Dive Brief:
- Salary history alone can not be used to justify pay gaps between men and women, the full 9th U.S. Circuit Court of Appeals ruled April 9 (Rizo v. Yovino, No. 16-15372).
- A three-judge panel reached the opposite conclusion in the case last year but upon rehearing en banc, the court determined that "prior salary alone or in combination with other factors cannot justify a wage differential."

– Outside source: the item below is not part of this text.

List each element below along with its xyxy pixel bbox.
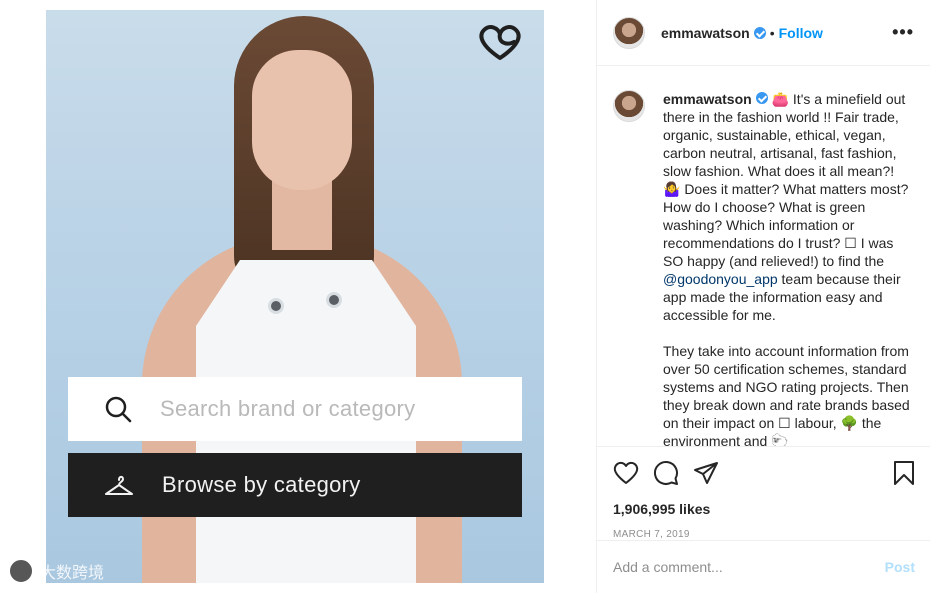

- "To hold otherwise—to allow employers to capitalize on the persistence of the wage gap and perpetuate that gap ad infinitum—would be contrary to the text and history of the Equal Pay Act," the court explained, "and would vitiate the very purpose for which the Act stands."
Dive Insight:
The court took up the question in response to an employer's defense to an Equal Pay Act claim. The employer acknowledged that it paid a female employee less than her male colleagues for the same work, but argued that its decision was based on past pay, not sex.
The law allows for differences in pay if they're based on, among other things, "any other factor other than sex." The employer in Rizo argued that that phrase encompasses past pay, but the court was not persuaded. "We conclude, unhesitatingly, that 'any other factor other than sex' is limited to legitimate, job-related factors such as a prospective employee’s experience, educational background, ability, or prior job performance," it said.
The court went to to explain that it believed it "inconceivable" that Congress, in a law designed to eliminate sex-based wage disparities, would create an exception for basing new hires’ salaries on those disparities — "disparities that Congress declared are not only related to sex but caused by sex."
The court's opinion in Rizo means that employers in its jurisdiction — Alaska, Arizona, California, Hawaii, Idaho, Montana, Nevada, Oregon and Washington — cannot defend equal pay claims by showing that an employee's pay was based on his or her prior salary.
The ruling comes as states and cities are adopting laws that prohibit employers from asking about salary history in the first place. And some, like California, prohibit employers from using that information to set pay, even if an applicant volunteers it.